Hal ini menjadi respons resmi pemerintah atas dinamika pergerakan nilai tukar Rupiah yang sempat mengalami tekanan signifikan di pasar keuangan internasional belakangan ini. Pemerintah memastikan bahwa manajemen risiko fiskal telah disiapkan untuk mengantisipasi fluktuasi nilai tukar tersebut.
Pemerintah menekankan bahwa meskipun terdapat tekanan eksternal, proyeksi dan asumsi dasar yang digunakan dalam APBN masih dianggap memadai untuk menjaga stabilitas program pembangunan nasional. Keputusan untuk tidak melakukan kalkulasi ulang mencerminkan optimisme terhadap kemampuan adaptasi kebijakan fiskal yang ada.
Dikutip dari ANTARA, proses penerjemahan dan penyuntingan berita mengenai isu ini dilakukan oleh Bayu Saputra dan Kuntum Khaira, dengan pengeditan akhir oleh Arie Novarina. Informasi ini merupakan bagian dari liputan yang dipublikasikan pada tahun 2026.
Pernyataan kunci datang dari pihak kementerian terkait yang menegaskan bahwa stabilitas anggaran adalah prioritas utama. Mereka menekankan pentingnya menjaga kesinambungan program-program prioritas yang telah ditetapkan dalam kerangka APBN tahun berjalan.
Pemerintah akan terus memantau perkembangan kurs Rupiah terhadap mata uang utama dunia secara ketat. Langkah-langkah mitigasi akan diaktifkan jika pergerakan kurs melewati ambang batas yang telah ditetapkan dalam skenario fiskal konservatif.

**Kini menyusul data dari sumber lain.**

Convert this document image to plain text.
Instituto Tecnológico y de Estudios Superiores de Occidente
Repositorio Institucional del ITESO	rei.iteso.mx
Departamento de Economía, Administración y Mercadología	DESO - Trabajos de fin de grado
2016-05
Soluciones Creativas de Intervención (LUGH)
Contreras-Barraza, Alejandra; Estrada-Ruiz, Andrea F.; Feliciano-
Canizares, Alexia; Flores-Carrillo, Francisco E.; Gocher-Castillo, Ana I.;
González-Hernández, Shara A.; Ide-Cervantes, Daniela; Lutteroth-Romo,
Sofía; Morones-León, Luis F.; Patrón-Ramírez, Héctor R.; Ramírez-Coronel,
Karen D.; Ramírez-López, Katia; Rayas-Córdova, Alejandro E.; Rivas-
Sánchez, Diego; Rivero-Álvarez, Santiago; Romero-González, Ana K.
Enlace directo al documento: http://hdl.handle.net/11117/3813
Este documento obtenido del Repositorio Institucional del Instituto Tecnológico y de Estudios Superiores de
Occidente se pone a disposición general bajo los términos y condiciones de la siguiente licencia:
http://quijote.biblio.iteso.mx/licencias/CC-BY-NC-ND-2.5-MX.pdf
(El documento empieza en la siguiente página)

Kementerian terkait juga menyampaikan bahwa berbagai instrumen kebijakan moneter dan fiskal akan dikoordinasikan secara erat untuk meredam dampak pelemahan Rupiah terhadap inflasi dan pertumbuhan ekonomi. Koordinasi ini bertujuan menjaga kepercayaan investor domestik maupun asing.
Mereka meyakinkan publik bahwa ketahanan fiskal Indonesia saat ini berada pada posisi yang kuat. "Kami melihat bahwa pelemahan Rupiah belum mencapai titik kritis yang menuntut adanya penyesuaian ulang terhadap seluruh alokasi anggaran negara," ujar salah satu pejabat terkait, sebagaimana dikutip dari ANTARA.
Pemerintah juga menggarisbawahi bahwa asumsi kurs dalam APBN biasanya mencakup margin toleransi yang cukup lebar. "Oleh karena itu, saat ini kami belum melihat adanya kebutuhan mendesak untuk melakukan recalculation terhadap anggaran yang sudah disepakati," tambah pejabat tersebut, dikutip dari ANTARA.